Official: Tubman replaces Jackson, Hamilton remains on currency
The Treasury Department has officially announced that Founding Father (and Broadway star) Alexander Hamilton will stay on the $10 bill and Harriet Tubman will replace Andrew Jackson on the $20 bill.
On Twitter, the Department confirmed that Hamilton will on the front of the $10 bill, with five women associated with suffrage on the back: Alice Paul, Elizabeth Cady Stanton, Susan B. Anthony, Sojourner Truth and Lucretia Mott. On the $20 bill, Tubman is on the front, with images of Jackson and the White House on the inverse.
Images of people associated with the Lincoln Memorial, including Dr. Martin Luther King, Jr., Eleanor Roosevelt and Marian Anderson, will be added to the inverse of the $5 bill.
News of Lew’s decision leaked out over the weekend about Hamilton, and Tubman’s selection was reported by major media outlets on Wednesday morning.
Since the initial reports on the weekend, there has been an going debate about the decision to not put a woman on the $10 bill’s front was in fact a “step back” for women – since the Treasury Department will feature a mural of famous suffragette’s on the bill’s back.
Cokie Roberts, the TV commentator, wrote in the New York Times on Wednesday that the move with the $10 bill was “another ‘wait your turn’ moment for American women” and she would put Hamilton’s wife’s picture on the $10 bill.
Tubman, the famed abolitionist, had been one rumored candidate for the $20 bill spot, along with Rosa Parks.
Jackson, the seventh President of the United States, has appeared on the $20 bill since 1928, when replaced Grover Cleveland on the widely circulated currency. During the same year, Hamilton was moved from the $1,000 bill to the $10 bill, where he replaced … Andrew Jackson.
Other past occupants of $20 currency notes include explorers Meriwether Lewis and William Clark, Robert Morris and Benjamin Franklin. The $20 bill alumni include Cleveland in the Federal Reserve era, and George Washington, James Garfield, Pocahontas and Alexander Hamilton in the pre-Fed era.
Last June, Lew announced a five-year process to find the right woman, or women, to go on the new version of the $10 bill, replacing Hamilton, the father of the Treasury Department and one of the seminal Founding Fathers.
Lew soon walked back the idea that Hamilton was disappearing from the currency scene. Lew told The Wall Street Journal that Hamilton would play some role as an icon on Americans currency, but he wasn’t specific. “We made it clear that Alexander Hamilton will remain part of our currency,” Lew said. “He played such a formative role in establishing our economic system. We are proud to continue to plan on honoring Alexander Hamilton.”
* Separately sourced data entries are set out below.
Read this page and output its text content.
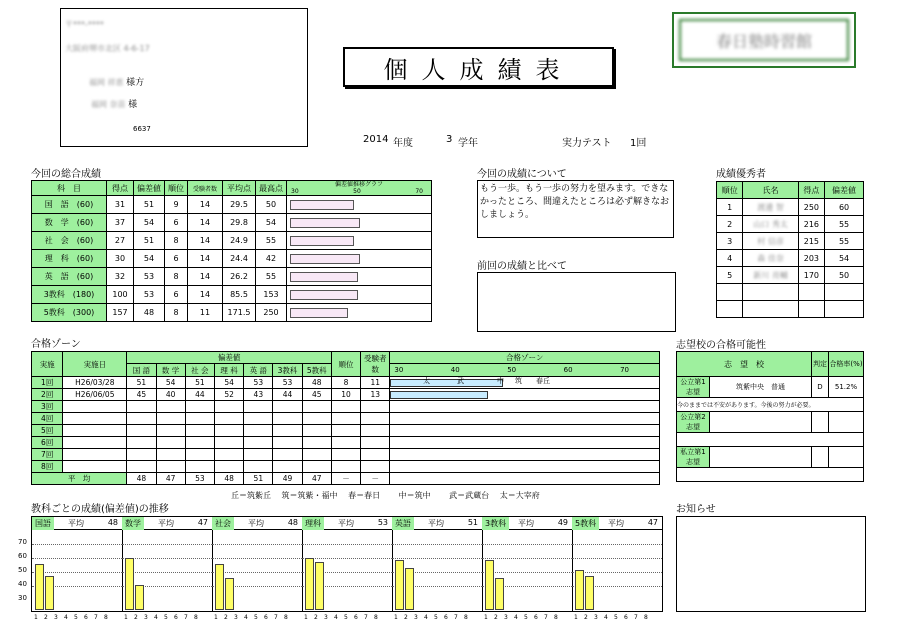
〒***-****
大阪府堺市北区 4-6-17
福岡 祥恵 様方
福岡 奈苗 様
6637
個人成績表
春日塾時習館
2014 年度	3 学年	実力テスト 1回
今回の総合成績
科　目	得点	偏差値	順位	受験者数	平均点	最高点	偏差値推移グラフ

30 50 70

国　語　(60)	31	51	9	14	29.5	50	
数　学　(60)	37	54	6	14	29.8	54	
社　会　(60)	27	51	8	14	24.9	55	
理　科　(60)	30	54	6	14	24.4	42	
英　語　(60)	32	53	8	14	26.2	55	
3教科　(180)	100	53	6	14	85.5	153	
5教科　(300)	157	48	8	11	171.5	250	
今回の成績について
もう一歩。もう一歩の努力を望みます。できなかったところ、間違えたところは必ず解きなおしましょう。
前回の成績と比べて
成績優秀者
順位	氏名	得点	偏差値
1	渡邊 智	250	60
2	山口 秀太	216	55
3	村 信彦	215	55
4	森 佳奈	203	54
5	新川 亮輔	170	50

合格ゾーン
実施	実施日	偏差値							順位	受験者数	合格ゾーン
		国 語	数 学	社 会	理 科	英 語	3教科	5教科			30 40 50 60 70

1回	H26/03/28	51	54	51	54	53	53	48	8	11	
2回	H26/06/05	45	40	44	52	43	44	45	10	13	
3回											
4回											
5回											
6回											
7回											
8回											
平　均		48	47	53	48	51	49	47	－	－	
丘＝筑紫丘　 筑＝筑紫・福中　 春＝春日　　 中＝筑中　　 武＝武蔵台　 太＝大宰府
志望校の合格可能性
志　望　校		判定	合格率(%)
公立第1志望	筑紫中央　 普通	D	51.2%
今のままでは不安があります。今後の努力が必要。			
公立第2志望	　		

私立第1志望	　		

教科ごとの成績(偏差値)の推移
国語	平均	48 数学	平均	47 社会	平均	48 理科	平均	53 英語	平均	51 3教科	平均	49 5教科	平均	47
お知らせ
太	武	中 筑 春丘
1 2 3 4 5 6 7 8	1 2 3 4 5 6 7 8	1 2 3 4 5 6 7 8	1 2 3 4 5 6 7 8	1 2 3 4 5 6 7 8	1 2 3 4 5 6 7 8	1 2 3 4 5 6 7 8
70
60
50
40
30
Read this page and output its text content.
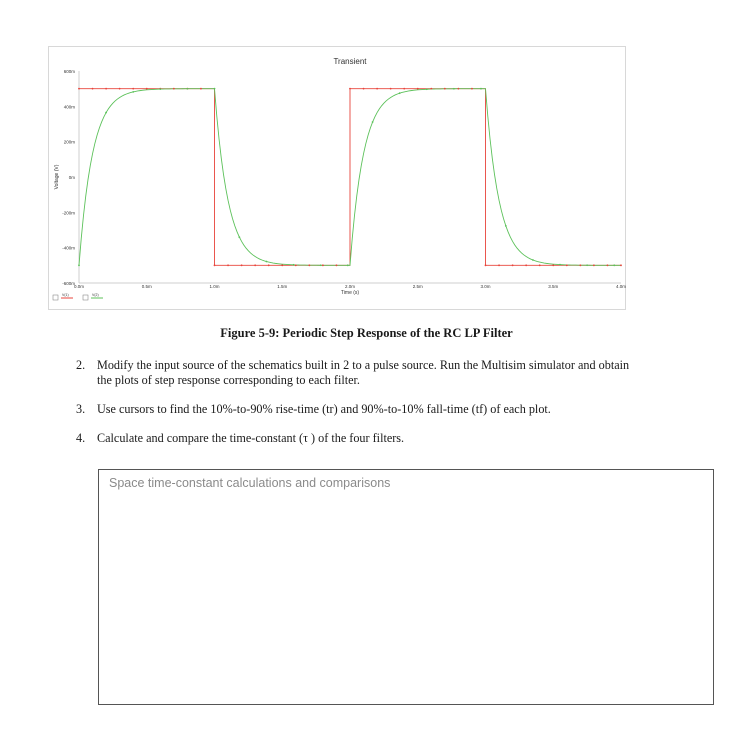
Transient
600m
400m
200m
0m
-200m
-400m
-600m
0.0m	0.5m	1.0m	1.5m	2.0m	2.5m	3.0m	3.5m	4.0m
Time (s)
Voltage (V)
V(1)	V(2)
Figure 5-9: Periodic Step Response of the RC LP Filter
2. Modify the input source of the schematics built in 2 to a pulse source. Run the Multisim simulator and obtain the plots of step response corresponding to each filter.
3. Use cursors to find the 10%-to-90% rise-time (tr) and 90%-to-10% fall-time (tf) of each plot.
4. Calculate and compare the time-constant (τ ) of the four filters.
Space time-constant calculations and comparisons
Ironically, Jackson was deeply opposed to paper currency. And no one really knows why the Treasury Department put Jackson on the $20 bill in 1928.
One person who lobbied Lew to keep Hamilton on the $10 bill was Lin-Manuel Miranda, the star of Broadway’s hit musical, “Hamilton.” Miranda has met with Lew twice, once backstage on Broadway and second time in Washington when the play’s stars sung at the White House in March.